Acabou sendo divulgado nesta terça-feira (10) o IPC (Índice de Preços ao Consumidor) tradicional, que marcou 2,9% em janeiro, ante 2,8% no mês anterior. Em 12 meses, o indicador ficou em 32,4%.
Os dados, no entanto, acabaram sendo ofuscados pela crise no instituto, que planejava atualizar a cesta de bens e serviços usada nos cálculos, após uma pesquisa realizada entre 2017 e 2018 -a atual se refere a dados de 2004.
Em janeiro, o segmento de alimentos e bebidas registrou o maior avanço (4,7%) do índice, puxado pelas carnes, verduras e legumes. Em seguida, aparece o de restaurantes e hotéis (4,1%).
Como prévia da inflação nacional, o índice de preços na Cidade Autônoma de Buenos Aires ultrapassou 3% e fechou em 3,1% no primeiro mês do ano, resultado dos aumentos nos serviços vinculados à temporada de verão, segundo o Idecba (Instituto de Estatística e Censo de Buenos Aires). Dessa forma, a variação de preço atingiu seu nível mais alto desde março de 2025.
O novo IPC seria menos afetado por variações na taxa de câmbio e mudanças nos preços internacionais que influenciam alimentos, enquanto estaria mais exposto a aumentos em serviços como energia, transporte e comunicações. Itens como habitação, eletricidade e gás teriam um peso maior na nova cesta.
Por outro lado, categorias como alimentos e bebidas, embora mantivessem a maior importância, teriam sua participação reduzida. A categoria de roupas e calçados também diminuiria de importância.
Só que a atualização da fórmula para calcular o IPC foi suspensa uma semana antes, provocando a renúncia do diretor do Indec, Marco Lavagna, e abrindo uma crise interna no instituto.

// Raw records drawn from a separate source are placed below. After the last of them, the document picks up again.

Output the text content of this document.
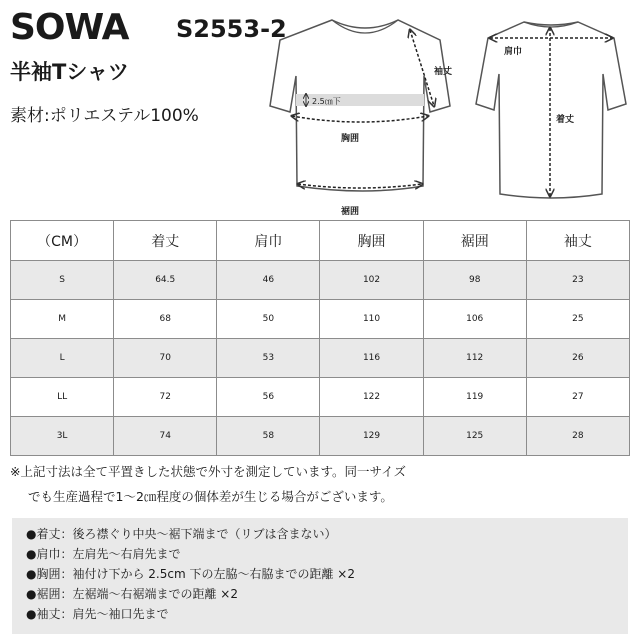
SOWA S2553-2
半袖Tシャツ
素材:ポリエステル100%
2.5㎝下
胸囲
裾囲
袖丈
肩巾
着丈
（CM）	着丈	肩巾	胸囲	裾囲	袖丈
S	64.5	46	102	98	23
M	68	50	110	106	25
L	70	53	116	112	26
LL	72	56	122	119	27
3L	74	58	129	125	28
※上記寸法は全て平置きした状態で外寸を測定しています。同一サイズ
でも生産過程で1〜2㎝程度の個体差が生じる場合がございます。
●着丈：後ろ襟ぐり中央〜裾下端まで（リブは含まない）
●肩巾：左肩先〜右肩先まで
●胸囲：袖付け下から 2.5cm 下の左脇〜右脇までの距離 ×2
●裾囲：左裾端〜右裾端までの距離 ×2
●袖丈：肩先〜袖口先まで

A suspensão do IPC e a saída de Lavagna foram influenciadas por tensões internas entre ele e o ministro da Economia, Luis Caputo. Lavagna queria publicar o novo índice, enquanto Caputo e Milei preferiram manter a medição anterior. Lavagna estava na direção do Indec desde 2019.
O governo argumenta que a pandemia alterou significativamente os hábitos de consumo e que primeiro é preciso encerrar o processo de desinflação desde o programa de ajustes de Milei para depois alterar o índice.
“Junto com Milei, não concordamos em mudar o índice”, defendeu Caputo a jornalistas. “Você tem que comparar peras com peras ou maçãs com maçãs.” “O lógico é encerrar o processo de desinflação e então realizar outra Pesquisa Permanente de Domicílios, onde isso realmente reflete as mudanças.”
Outro ponto é que a atualização do IPC tinha consequências diretas em contratos de aluguel, aumentos salariais e tarifas, já que muitos indicadores são atrelados ao avanço da inflação. Aposentadorias e algumas tarifas de transporte, por exemplo, seguem os dados do IPC com um acréscimo percentual.
Ainda não há previsão de publicação da nova forma de medir a inflação na Argentina.
A desistência levou a uma série de críticas por parte de economistas ao governo, eles apontaram semelhança com a intervenção sofrida pelo Indec durante os governos kirchneristas.
Mesmo economistas com pensamento mais próximo ao de Milei se manifestaram. O ex-ministro Domingo Cavallo publicou um texto contra a forma como o governo lida com as críticas econômicas. Ele questionou a “intolerância” diante de observações técnicas.
A situação da inflação na Argentina ainda é sensível, com dados anuais mostrando altas taxas de inflação em anos anteriores, e uma expectativa de desinflação gerada pela chegada de Milei ao poder, em dezembro de 2023, que ainda enfrenta desafios.
Em 2025, a inflação fechou no menor patamar desde 2017, mas o próprio Milei é parcialmente responsável pela inflação no fim de 2023, ao promover uma maxidesvalorização do peso argentino logo que assumiu o poder.